Дальше я, оберегаемый «автор книги-сенсации», уже не слышал, но, судя по выражениям
лиц оставшихся втроем Лёвика, «юриста Марии Макаровны», журналиста… и по тому, что
они еще пару раз звонили, кажется, шефу телеканала, «Румору» были поставлены какие-то
очень неприятные условия. Получив все щелчки и втыки, тележурналист слил в фужер
из-под шампанского несколько рюмок водки, махнул и покинул наш «праздник жизни»…
Да, был
же еще «вопросец» с Геной Беловым! И улажен был тоже посредством Марии Макаровны
и мобильного телефона на громкой связи. Манни Чарльтона в составе группы «Назарет»
этим вечером и правда не было, и наш чудо-гитарист почувствовал себя «кинутым».
Но то был случайный сбой, западное Рождество, против хорошего контракта вдруг уперлось
семейство Чарльтонов. Мы звонили, разыскивали, пока наконец не услышали голос с
хриплым шотландским (пояснила Мария Макаровна, переводчиком она была уже по-настоящему)

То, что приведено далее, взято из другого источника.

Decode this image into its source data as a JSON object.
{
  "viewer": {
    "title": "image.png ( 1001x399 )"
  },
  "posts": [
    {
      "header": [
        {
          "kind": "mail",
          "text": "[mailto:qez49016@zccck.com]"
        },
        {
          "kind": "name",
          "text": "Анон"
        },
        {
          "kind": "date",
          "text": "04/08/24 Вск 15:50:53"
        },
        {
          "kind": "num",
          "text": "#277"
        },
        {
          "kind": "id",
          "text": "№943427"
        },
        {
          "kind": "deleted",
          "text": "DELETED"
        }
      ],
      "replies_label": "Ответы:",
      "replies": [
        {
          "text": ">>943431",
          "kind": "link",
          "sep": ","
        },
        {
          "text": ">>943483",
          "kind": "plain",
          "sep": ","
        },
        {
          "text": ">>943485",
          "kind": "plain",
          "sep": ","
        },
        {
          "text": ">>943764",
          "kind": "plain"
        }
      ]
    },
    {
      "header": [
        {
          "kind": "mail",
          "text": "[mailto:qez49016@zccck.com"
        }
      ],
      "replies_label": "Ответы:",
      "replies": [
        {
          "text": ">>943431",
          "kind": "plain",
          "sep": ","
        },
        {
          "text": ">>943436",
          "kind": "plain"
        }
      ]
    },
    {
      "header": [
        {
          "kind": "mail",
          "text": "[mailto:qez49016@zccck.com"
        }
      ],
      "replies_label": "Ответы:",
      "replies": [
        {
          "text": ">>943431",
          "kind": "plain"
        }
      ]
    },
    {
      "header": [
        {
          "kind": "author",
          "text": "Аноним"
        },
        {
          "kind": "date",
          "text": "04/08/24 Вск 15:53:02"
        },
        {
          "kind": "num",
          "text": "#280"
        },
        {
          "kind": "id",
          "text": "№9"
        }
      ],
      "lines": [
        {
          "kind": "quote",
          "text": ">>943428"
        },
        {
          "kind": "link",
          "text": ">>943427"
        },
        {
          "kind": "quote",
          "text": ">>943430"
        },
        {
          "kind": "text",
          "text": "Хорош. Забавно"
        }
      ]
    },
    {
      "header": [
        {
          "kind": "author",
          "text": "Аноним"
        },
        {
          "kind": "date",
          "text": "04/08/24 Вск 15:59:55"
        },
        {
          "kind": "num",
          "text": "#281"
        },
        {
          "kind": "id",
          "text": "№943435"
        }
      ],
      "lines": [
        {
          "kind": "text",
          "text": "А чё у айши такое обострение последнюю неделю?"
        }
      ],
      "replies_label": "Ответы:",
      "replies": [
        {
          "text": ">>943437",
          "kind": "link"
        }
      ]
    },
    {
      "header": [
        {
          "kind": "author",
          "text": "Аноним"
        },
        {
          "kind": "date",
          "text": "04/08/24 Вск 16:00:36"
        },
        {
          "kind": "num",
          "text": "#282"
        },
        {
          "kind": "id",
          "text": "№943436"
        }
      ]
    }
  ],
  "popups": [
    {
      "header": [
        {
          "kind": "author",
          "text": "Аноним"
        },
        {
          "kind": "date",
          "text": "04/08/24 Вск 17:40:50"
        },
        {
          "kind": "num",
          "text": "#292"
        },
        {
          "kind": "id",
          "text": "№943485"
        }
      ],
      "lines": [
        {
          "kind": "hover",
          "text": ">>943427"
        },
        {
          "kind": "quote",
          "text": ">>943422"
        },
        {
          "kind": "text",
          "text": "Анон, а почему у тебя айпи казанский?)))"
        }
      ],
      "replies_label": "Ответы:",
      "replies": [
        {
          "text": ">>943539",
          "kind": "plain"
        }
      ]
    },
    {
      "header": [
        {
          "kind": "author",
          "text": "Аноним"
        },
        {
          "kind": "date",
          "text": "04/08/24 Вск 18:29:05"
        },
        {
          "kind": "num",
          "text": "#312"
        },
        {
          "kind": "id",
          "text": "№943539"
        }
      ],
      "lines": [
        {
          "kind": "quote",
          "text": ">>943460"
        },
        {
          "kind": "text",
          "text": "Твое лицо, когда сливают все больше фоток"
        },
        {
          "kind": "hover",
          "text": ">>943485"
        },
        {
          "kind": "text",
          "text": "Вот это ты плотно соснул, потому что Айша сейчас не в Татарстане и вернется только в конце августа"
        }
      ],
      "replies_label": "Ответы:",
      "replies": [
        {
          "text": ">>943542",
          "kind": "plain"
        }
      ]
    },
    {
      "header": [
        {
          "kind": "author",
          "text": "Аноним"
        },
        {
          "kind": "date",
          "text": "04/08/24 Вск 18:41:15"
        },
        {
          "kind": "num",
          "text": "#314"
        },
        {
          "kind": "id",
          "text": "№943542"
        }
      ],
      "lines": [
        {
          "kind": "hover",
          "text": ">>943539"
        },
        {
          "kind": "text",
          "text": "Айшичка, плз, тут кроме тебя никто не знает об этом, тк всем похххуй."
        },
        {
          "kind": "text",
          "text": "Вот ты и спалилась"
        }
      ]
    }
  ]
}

акцентом. Поздравляли с Рождеством, Чарльтон обещал, в ближайший раз — непременно.
Подрулил и мой новый знакомец Илья Лукин, попросил перевести, что в этом году они
с братом Никитой в синхронных прыжках сделали англичан Кейта-Ваймена уже шестой
раз подряд. Но стрела вызова пролетела мимо, Мария Макаровна пояснила, что Чарльтон
— шотландец, и если вдруг и смотрел прыжки в воду, то болел, конечно, за братьев
Лукиных… Потом все вместе проорали знаменитой «Ред лайт леди» пару строк, наша переводчица
дирижировала мобильником. Россию «Назареты» любят, бывают часто, в следующий раз
пригласят, мистер Белофф, и на сцену, на финальный джем. Просиявший Гена хотел подозвать
к телефону и прочих назаретовцев, выпивавших и флиртовавших сейчас в зале Мосмонтажстроя,
но Чарльтона, как сказала Мария Макаровна, вдруг оторвала от трубки жена. Хэппи
Кристмас, бай-бай (в их значении)… О чем-то еще Лёвик с Геной поговорили тет-а-тет,
гитарист вернулся к народу в приподнятом настроении, сыграл соло попурри из нескольких
номеров Федры…
— Здорово,
Мария, вы вчера смотрелись, когда пели с нами, обаяли и Гену Белова, и по телефону
— Манни Чарльтона. Дирижировали…
— … закрыв
пальчиком экран. Да…
— Чего закрыв?
— Номер
на экране мобильника. Вполне московский номерок, билайновский, Курбатова Рустама…
И, снизойдя
к похмельному тормозному другу своего шефа, пояснила:
— Минут
за десять до того славного хорового нашего номера Лев Яковлич заметил серьезную
обиду Гены Белова, просигналил мне разыскать кого-нибудь. Курбатов — знакомый мой
по Инъязу, четвертый курс. Акцент по факту — должен быть татарский, но в той конкретной
ситуации за шотландский сошел.
— Ловко.
— Нет, но
Манни Чарльтона, Назаретов — Рустам и правда очень любит.
И, словно
упреждая мои восторги, досадливо повела плечами:
— Непредсказуемость
— наш фирменный стиль! Мы вместе, Мосэпатажстрой! Вы же видели вчера. Директор клиники
Фесенков был самый настоящий, с «Назаретом» — чистый экспромт, а разницы никто и
не почувствовал! Ни на полграмма. И всегда так: он летит вперед, мы должны поспевать.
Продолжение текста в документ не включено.